Kees Buijs werkt als teamleider aan de invoering van de Richtlijnen jeugdhulp en jeugdbescherming in hun dagelijkse werk.
Kees Buijs, Teamleider bij de Raad voor de Kinderbescherming, regio Rotterdam-Dordrecht
'Richtlijnen helpen om goed het gesprek met ouders aan te gaan en een deskundig oordeel te geven.'
Sinds begin dit jaar werkt de Raad voor de Kinderbescherming (RvdK) hard aan de invoering van de Richtlijnen jeugdhulp en jeugdbescherming in hun dagelijkse werk. Kees Buijs, teamleider in de regio Rotterdam-Dordrecht, deelt zijn ervaringen.

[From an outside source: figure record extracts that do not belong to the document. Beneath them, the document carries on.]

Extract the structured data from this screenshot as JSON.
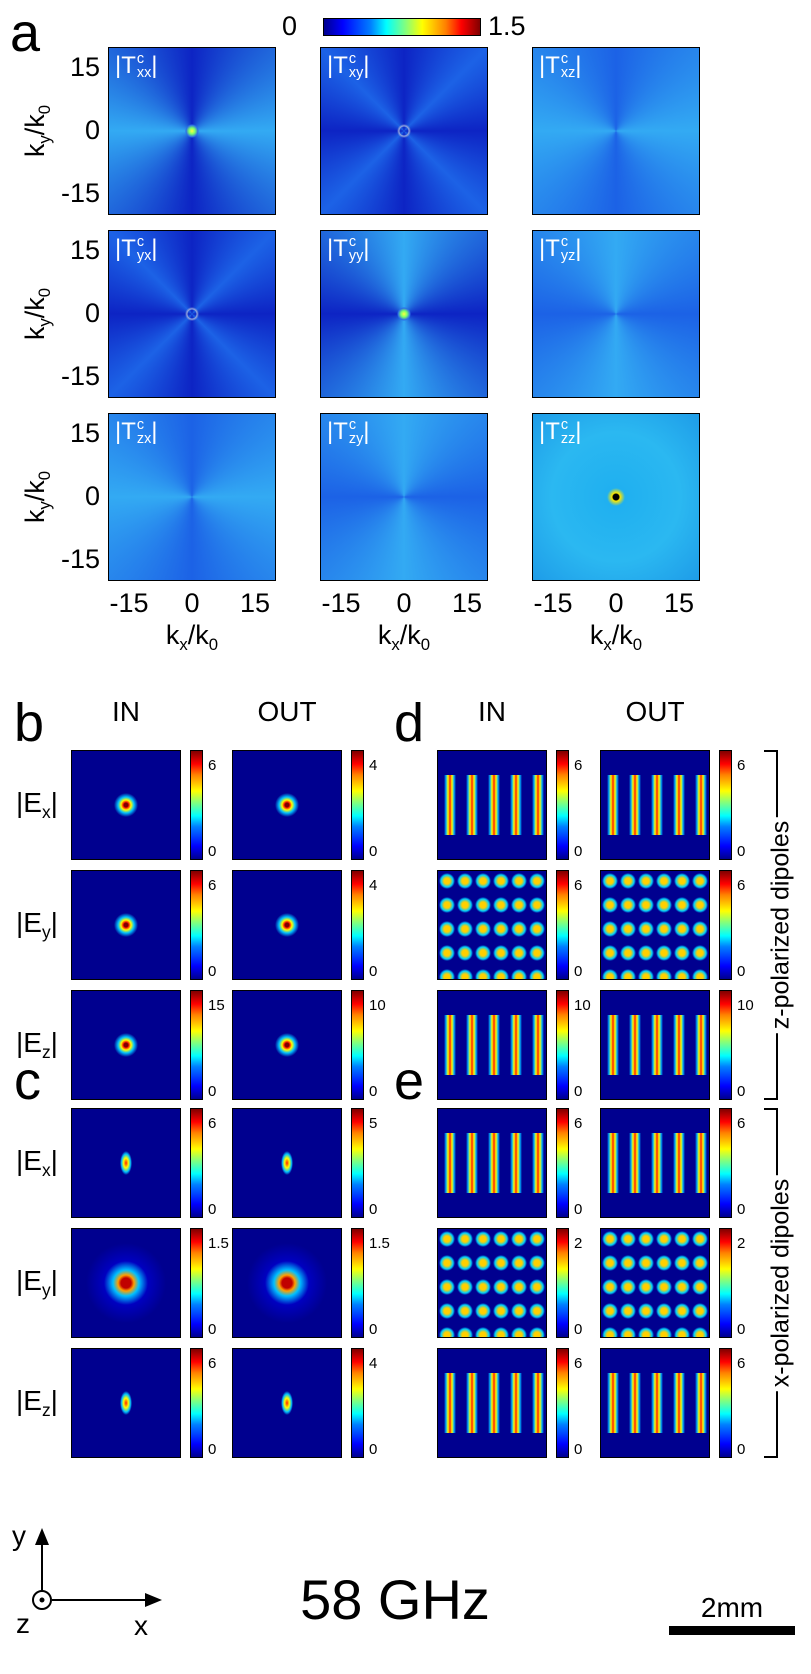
{
  "panel_a": {
    "label": "a",
    "colorbar": {
      "min": 0,
      "max": 1.5
    },
    "maps": [
      [
        {
          "text": "|T",
          "sup": "c",
          "sub": "xx"
        },
        {
          "text": "|"
        }
      ],
      [
        {
          "text": "|T",
          "sup": "c",
          "sub": "xy"
        },
        {
          "text": "|"
        }
      ],
      [
        {
          "text": "|T",
          "sup": "c",
          "sub": "xz"
        },
        {
          "text": "|"
        }
      ],
      [
        {
          "text": "|T",
          "sup": "c",
          "sub": "yx"
        },
        {
          "text": "|"
        }
      ],
      [
        {
          "text": "|T",
          "sup": "c",
          "sub": "yy"
        },
        {
          "text": "|"
        }
      ],
      [
        {
          "text": "|T",
          "sup": "c",
          "sub": "yz"
        },
        {
          "text": "|"
        }
      ],
      [
        {
          "text": "|T",
          "sup": "c",
          "sub": "zx"
        },
        {
          "text": "|"
        }
      ],
      [
        {
          "text": "|T",
          "sup": "c",
          "sub": "zy"
        },
        {
          "text": "|"
        }
      ],
      [
        {
          "text": "|T",
          "sup": "c",
          "sub": "zz"
        },
        {
          "text": "|"
        }
      ]
    ],
    "y_label": [
      {
        "text": "k",
        "sub": "y"
      },
      {
        "text": "/k",
        "sub": "0"
      }
    ],
    "x_label": [
      {
        "text": "k",
        "sub": "x"
      },
      {
        "text": "/k",
        "sub": "0"
      }
    ],
    "yticks": [
      15,
      0,
      -15
    ],
    "xticks": [
      -15,
      0,
      15
    ]
  },
  "panel_b": {
    "label": "b",
    "columns": [
      "IN",
      "OUT"
    ],
    "rows": [
      [
        {
          "text": "|E",
          "sub": "x"
        },
        {
          "text": "|"
        }
      ],
      [
        {
          "text": "|E",
          "sub": "y"
        },
        {
          "text": "|"
        }
      ],
      [
        {
          "text": "|E",
          "sub": "z"
        },
        {
          "text": "|"
        }
      ]
    ],
    "colorbars": [
      [
        {
          "max": 6,
          "min": 0
        },
        {
          "max": 4,
          "min": 0
        }
      ],
      [
        {
          "max": 6,
          "min": 0
        },
        {
          "max": 4,
          "min": 0
        }
      ],
      [
        {
          "max": 15,
          "min": 0
        },
        {
          "max": 10,
          "min": 0
        }
      ]
    ]
  },
  "panel_c": {
    "label": "c",
    "rows": [
      [
        {
          "text": "|E",
          "sub": "x"
        },
        {
          "text": "|"
        }
      ],
      [
        {
          "text": "|E",
          "sub": "y"
        },
        {
          "text": "|"
        }
      ],
      [
        {
          "text": "|E",
          "sub": "z"
        },
        {
          "text": "|"
        }
      ]
    ],
    "colorbars": [
      [
        {
          "max": 6,
          "min": 0
        },
        {
          "max": 5,
          "min": 0
        }
      ],
      [
        {
          "max": 1.5,
          "min": 0
        },
        {
          "max": 1.5,
          "min": 0
        }
      ],
      [
        {
          "max": 6,
          "min": 0
        },
        {
          "max": 4,
          "min": 0
        }
      ]
    ]
  },
  "panel_d": {
    "label": "d",
    "columns": [
      "IN",
      "OUT"
    ],
    "side_label": "z-polarized dipoles",
    "colorbars": [
      [
        {
          "max": 6,
          "min": 0
        },
        {
          "max": 6,
          "min": 0
        }
      ],
      [
        {
          "max": 6,
          "min": 0
        },
        {
          "max": 6,
          "min": 0
        }
      ],
      [
        {
          "max": 10,
          "min": 0
        },
        {
          "max": 10,
          "min": 0
        }
      ]
    ]
  },
  "panel_e": {
    "label": "e",
    "side_label": "x-polarized dipoles",
    "colorbars": [
      [
        {
          "max": 6,
          "min": 0
        },
        {
          "max": 6,
          "min": 0
        }
      ],
      [
        {
          "max": 2,
          "min": 0
        },
        {
          "max": 2,
          "min": 0
        }
      ],
      [
        {
          "max": 6,
          "min": 0
        },
        {
          "max": 6,
          "min": 0
        }
      ]
    ]
  },
  "footer": {
    "frequency": "58 GHz",
    "scale_bar": "2mm",
    "axis_y": "y",
    "axis_z": "z",
    "axis_x": "x"
  }
}
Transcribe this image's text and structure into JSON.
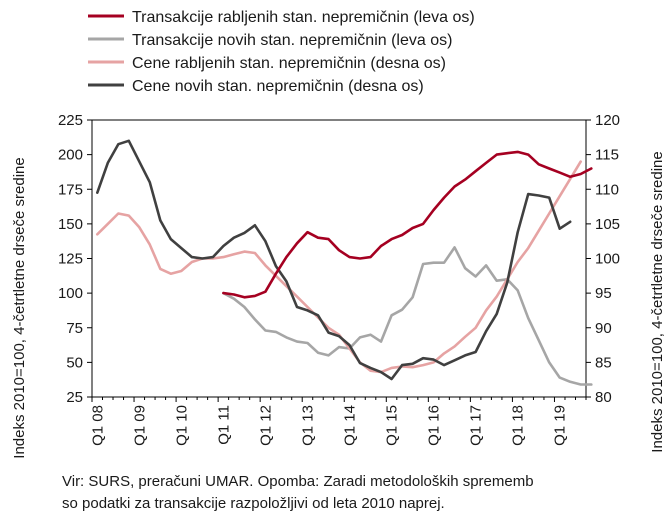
{
  "chart_data": {
    "type": "line",
    "x_tick_labels": [
      "Q1 08",
      "Q1 09",
      "Q1 10",
      "Q1 11",
      "Q1 12",
      "Q1 13",
      "Q1 14",
      "Q1 15",
      "Q1 16",
      "Q1 17",
      "Q1 18",
      "Q1 19"
    ],
    "ylabel_left": "Indeks 2010=100, 4-četrtletne drseče sredine",
    "ylabel_right": "Indeks 2010=100, 4-četrtletne drseče sredine",
    "ylim_left": [
      25,
      225
    ],
    "yticks_left": [
      25,
      50,
      75,
      100,
      125,
      150,
      175,
      200,
      225
    ],
    "ylim_right": [
      80,
      120
    ],
    "yticks_right": [
      80,
      85,
      90,
      95,
      100,
      105,
      110,
      115,
      120
    ],
    "legend_position": "top",
    "grid": false,
    "series": [
      {
        "name": "Transakcije rabljenih stan. nepremičnin (leva os)",
        "axis": "left",
        "color": "#A50021",
        "start_quarter_index": 12,
        "values": [
          100,
          99,
          97,
          98,
          101,
          114,
          126,
          136,
          144,
          140,
          139,
          131,
          126,
          125,
          126,
          134,
          139,
          142,
          147,
          150,
          160,
          169,
          177,
          182,
          188,
          194,
          200,
          201,
          202,
          200,
          193,
          190,
          187,
          184,
          186,
          190
        ]
      },
      {
        "name": "Transakcije novih stan. nepremičnin (leva os)",
        "axis": "left",
        "color": "#A6A6A6",
        "start_quarter_index": 12,
        "values": [
          100,
          96,
          90,
          81,
          73,
          72,
          68,
          65,
          64,
          57,
          55,
          61,
          60,
          68,
          70,
          65,
          84,
          88,
          97,
          121,
          122,
          122,
          133,
          118,
          112,
          120,
          109,
          110,
          102,
          82,
          66,
          50,
          39,
          36,
          34,
          34
        ]
      },
      {
        "name": "Cene rabljenih stan. nepremičnin (desna os)",
        "axis": "right",
        "color": "#E6A3A3",
        "start_quarter_index": 0,
        "values": [
          103.5,
          105,
          106.5,
          106.2,
          104.5,
          102,
          98.5,
          97.8,
          98.2,
          99.5,
          100,
          100,
          100.2,
          100.6,
          101,
          100.8,
          99,
          97.5,
          96,
          94.5,
          93,
          91.5,
          90,
          89,
          87,
          85,
          83.8,
          83.6,
          84.2,
          84.4,
          84.3,
          84.6,
          85,
          86.3,
          87.3,
          88.7,
          90,
          92.5,
          94.5,
          97,
          99.5,
          101.5,
          104,
          106.5,
          109,
          111.5,
          114
        ]
      },
      {
        "name": "Cene novih stan. nepremičnin (desna os)",
        "axis": "right",
        "color": "#404040",
        "start_quarter_index": 0,
        "values": [
          109.5,
          113.8,
          116.5,
          117,
          114,
          111,
          105.5,
          102.8,
          101.5,
          100.2,
          100,
          100.2,
          101.8,
          103,
          103.7,
          104.8,
          102.5,
          98.9,
          96.7,
          93,
          92.5,
          91.8,
          89.3,
          88.8,
          87.5,
          84.9,
          84.2,
          83.6,
          82.6,
          84.6,
          84.8,
          85.6,
          85.4,
          84.6,
          85.3,
          86,
          86.5,
          89.5,
          92,
          96.5,
          103.8,
          109.3,
          109.1,
          108.8,
          104.3,
          105.3
        ]
      }
    ]
  },
  "source_note": {
    "line1": "Vir: SURS, preračuni UMAR. Opomba: Zaradi metodoloških sprememb",
    "line2": "so podatki za transakcije razpoložljivi od leta 2010 naprej."
  }
}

‘Wij zijn de laatste schakel in de hulpverlening. Als de veiligheid van een kind onder een bepaalde grens zakt, dan komt men bij de RvdK terecht. Wij moeten dan kritisch bekijken welke middelen er zijn om ervoor te zorgen dat ouders weer zelf de verantwoordelijkheid kunnen dragen voor hun kind. En dan moet je natuurlijk weten wat er voor deze problematiek voorhanden is. Wat is de gangbare manier om dit op te lossen?’
Beste aanpak
‘De richtlijnen zijn een accumulatie van alle kennis die er in dit vakgebied over een bepaalde problematiek is. Ze helpen ons om een deskundig oordeel te geven en een goed advies te formuleren. We verhogen zo de kwaliteit van onze beeldvorming van de problematiek, én van wat er na ons komt. Een gezinsvoogd weet dat wij aan de hand van de richtlijnen naar de problematiek hebben gekeken. Die kan aan het gezin duidelijk maken dat wij met elkaar hebben bepaald wat er moet gebeuren voor de veiligheid van het kind. De richtlijnen helpen om het gesprek met ouders op een goede manier te voeren. We kunnen zeggen dat het niet een particuliere werker of die ene instelling is die dit vindt, maar dat we in Nederland met deze staat van kennis weten dat dit de beste aanpak is.’
Professionaliteit
‘De richtlijnen sluiten mooi aan bij het nieuwe kwaliteitskader van de RvdK. We willen niet meer een regelgestuurde organisatie zijn, maar veel meer uitgaan van wat professionals zelf weten en kunnen. Daar hebben we tools voor nodig. Het nieuwe kwaliteitskader is er daar een van, waarin we waarden meegeven die belangrijk zijn in ons werk. Ook de richtlijnen ondersteunen deze manier van werken. Medewerkers moeten hun eigen professionaliteit gebruiken om te beoordelen hoe een richtlijn past bij de situatie van een kind en gezin. Samenwerking tussen de professionals is hierbij essentieel. Richtlijnen helpen om een eenduidig gesprekskader te scheppen.’
De diepte in
‘We begonnen het jaar met een kick-offbijeenkomst, waarin we een tipje van de sluier oplichtten over de invoering van de richtlijnen. We hebben vervolgens ingeschreven op een masterclass richtlijnen. Dat is voor iedereen die in de uitvoering zit, dus zowel raadsonderzoekers als gedragsdeskundigen en juristen. We willen daarna de diepte in: wat staat er precies in de richtlijnen en vooral, hoe gaan we ze toepassen in ons werk? Zeker omdat wij niet-vrijwillig contact hebben met cliënten en omdat we niet behandelen. We willen dit samen met alle professionals doen, die zo zelf inhoud kunnen geven aan het werken met de richtlijnen. Een werkgroep bereidt dit nu voor. Vanaf het najaar gaan we een voor een de richtlijnen bespreken die essentieel zijn voor ons werk, aan de hand van casuïstiek. Als je dat allemaal in één keer doet, verwatert het namelijk snel.’
Gebruiksinstrument
‘Tussendoor besteden we ook veel aandacht aan de richtlijnen: er liggen samenvattingen in vergaderruimtes, we hebben folders en posters, en in vergaderingen komen ze regelmatig terug. Op allerlei manieren houden we de richtlijnen warm. Inmiddels weet iedereen dat de richtlijnen bestaan. Maar het gaat er nu om dat iedereen ze kan gebruiken in de lastige weging die ze moeten maken met gezinnen. De richtlijnen moeten een gebruiksinstrument worden, dat op het bureau ligt en je er gemakkelijk bij pakt om te zien wat een goede aanpak is bij bepaalde problematiek. Daar willen we naartoe.’